To achieve the overlapping relation extraction from the petrographic descriptions, an approach based on an enriching R-Transformer model is proposed in this paper. The method transforms the relation extraction task into a relation classification task. For single relations between rocks and mineral entities or between rocks and structure entities, relation classification mainly involves determining whether there is a relation between the two entities and the problem is considered as a binary classification problem. If there are multiple possible relations between rocks and colour entities or between rocks and mineral entities in a single rock description sentence, the relation classification is called a multiclassification problem. In this paper, the absence of a relation is considered a special relation type (marked as NA). Sequence semantic feature extraction in the R-Transformer model is based on pre-trained language models such as BERT, XLNet and ELECTRA. The framework of the proposed R-Transformer relation classification model is shown in Figure 5. First, the position of the entity pair in the sequence is marked in the input of the model; thus, the extracted vector representation of the sentence contains the position information of the entity pair. Second, the model extracts semantic information from the sentence vector and the two-entity vectors. Each entity vector is aggregated via an averaging method, and dimension reduction is realised using a fully connected dense layer with the Tanh activation function. Third, the two-entity vectors with reduced dimensions are concatenated with the sentence vector, and the annotation classification prediction of each sequence character is realised through the fully connected dense layer, which adopts the softmax multiclassification activation function. Considering the scale of the corpus and the total number of the entity pairs, a dropout layer is added after the combination layer to deal with the possible over-fitting problem and improve the model performance. The relationship extraction method used in this paper will be presented in detail in another article.

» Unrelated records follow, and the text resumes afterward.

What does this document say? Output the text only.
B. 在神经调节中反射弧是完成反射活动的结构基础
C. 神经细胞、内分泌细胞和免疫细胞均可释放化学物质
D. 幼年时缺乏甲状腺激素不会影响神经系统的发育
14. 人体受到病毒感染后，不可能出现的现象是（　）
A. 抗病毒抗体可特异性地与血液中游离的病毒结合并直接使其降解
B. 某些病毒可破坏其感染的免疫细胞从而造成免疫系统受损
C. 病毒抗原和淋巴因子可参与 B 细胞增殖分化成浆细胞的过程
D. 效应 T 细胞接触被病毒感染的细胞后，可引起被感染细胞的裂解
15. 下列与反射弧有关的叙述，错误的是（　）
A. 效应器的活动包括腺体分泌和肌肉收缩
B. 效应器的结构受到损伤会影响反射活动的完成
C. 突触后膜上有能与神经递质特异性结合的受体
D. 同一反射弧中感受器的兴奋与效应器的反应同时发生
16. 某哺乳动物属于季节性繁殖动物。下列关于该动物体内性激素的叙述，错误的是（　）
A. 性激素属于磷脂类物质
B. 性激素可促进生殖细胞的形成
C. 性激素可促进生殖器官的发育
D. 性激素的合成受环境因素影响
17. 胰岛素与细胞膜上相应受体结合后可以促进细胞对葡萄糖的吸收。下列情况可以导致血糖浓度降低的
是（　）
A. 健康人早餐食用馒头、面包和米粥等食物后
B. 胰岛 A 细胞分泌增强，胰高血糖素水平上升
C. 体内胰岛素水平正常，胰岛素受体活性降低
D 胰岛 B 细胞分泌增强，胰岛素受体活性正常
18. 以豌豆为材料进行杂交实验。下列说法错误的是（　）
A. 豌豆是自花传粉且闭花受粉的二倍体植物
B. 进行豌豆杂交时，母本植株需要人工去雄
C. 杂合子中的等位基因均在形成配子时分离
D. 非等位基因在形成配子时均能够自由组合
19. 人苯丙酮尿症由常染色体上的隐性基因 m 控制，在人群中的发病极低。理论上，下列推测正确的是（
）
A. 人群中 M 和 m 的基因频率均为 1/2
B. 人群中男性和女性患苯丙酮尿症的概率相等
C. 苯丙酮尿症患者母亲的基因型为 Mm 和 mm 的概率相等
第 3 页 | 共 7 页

2.4. Rule-Based Complex Entity Separation

In general, geological investigators write the Chinese petrographic descriptions according to certain rules. For example, in structure and colour descriptions, often dual terms appear, such as “massive-gneissic structure” (块状-片麻状构造), “grey-light flesh red” (灰红-肉红色), etc., “块状-片麻状构造” is a term in Chinese, and “massive-gneissic structure” is the corresponding translation in English. The same below. The rule of “grain size + minor mineral morphology + major mineral morphology” is often used to describe rocks with a granoblastic structure in Chinese geological texts. Thus, the extraction of such entities with complex descriptions is an important problem to be solved in this process.
Sequence labelling models based on deep learning require manual entity annotation to realise semantic information extraction of the labelled entities. However, dual-construct entities are usually labelled as single entities, thus models trained on corpora annotated in this manner usually recognise the dual-construct entity as a single entity. To realise the extraction of dual-structure entities, it is necessary to separate entities based on rules. In this paper, dual-construct entities were split and reformed according to the concatenation character using the complex entity separation algorithm shown in Algorithm 1. For example, after splitting and reformation, “massive-gneissic structure” (块状-片麻状构造) was extracted as two entities, namely, “massive structure” (块状构造) and “gneissic structure” (片麻状构造).
Algorithm 1. Complex entity separation algorithm.
Input: a complex entity
Output: entities separated
1: input complex entity containing the entity type
2: if entity type is Texture
3:   if entity is blastic texture and len (entity) > 7
4:    execute extraction of grain size, minor and major mineral textures
5: else if entity type is Structure
6:   if concatenation characters are present in entity
7:    execute entity separation based on the concatenation character
8: return entities

3. Experimental Results

In this paper, the 1:50,000 sheet of Fengxiangyi located in the Dabie-Sulu orogenic belt in central and eastern China (Figure 6a) was selected for the empirical research. From 2014 to 2016, the Institute of Geological Survey of Anhui province carried out a digital geological and mineral survey in this area [50], thus creating a large number of electronic rock description texts. Middle-deep metamorphic strata and Neoproterozoic intermediate-acid metamorphic intrusive rocks, which are part of the core of the Dabie-Sulu orogenic belt [51], are widely distributed in this area. Figure 6b shows the major distribution of the metamorphic plutonic rocks and metamorphic supracrustal rocks in the studied sheet, including paragneiss, granitic gneiss, monzogranitic gneiss, granodioritic gneiss, eclogite, amphibolite, marble, quartz-muscovite schist and quartzite. Quaternary sediments are not studied in this paper. The rock descriptions were typical N-ary and single-entity overlapping relation texts. For example, the description text of the quartz-muscovite schist covers the single-entity overlapping relation between rock and structure (or texture). It also contains some N-ary relations between rock and mineral, including the major, minor and accessory minerals between rock and mineral. The structure and texture in the metamorphic rock description texts are typical complex entities. For example, the structural description of monzogranitic gneiss is a “massive-gneissic structure” (块状-片麻状构造), which is a double-structural entity. Its structure is also a typical granular crystal structure, which is usually described using multistructure description modes, such as the “lepidoblastic granoblastic texture” (鳞片花岗变晶结构).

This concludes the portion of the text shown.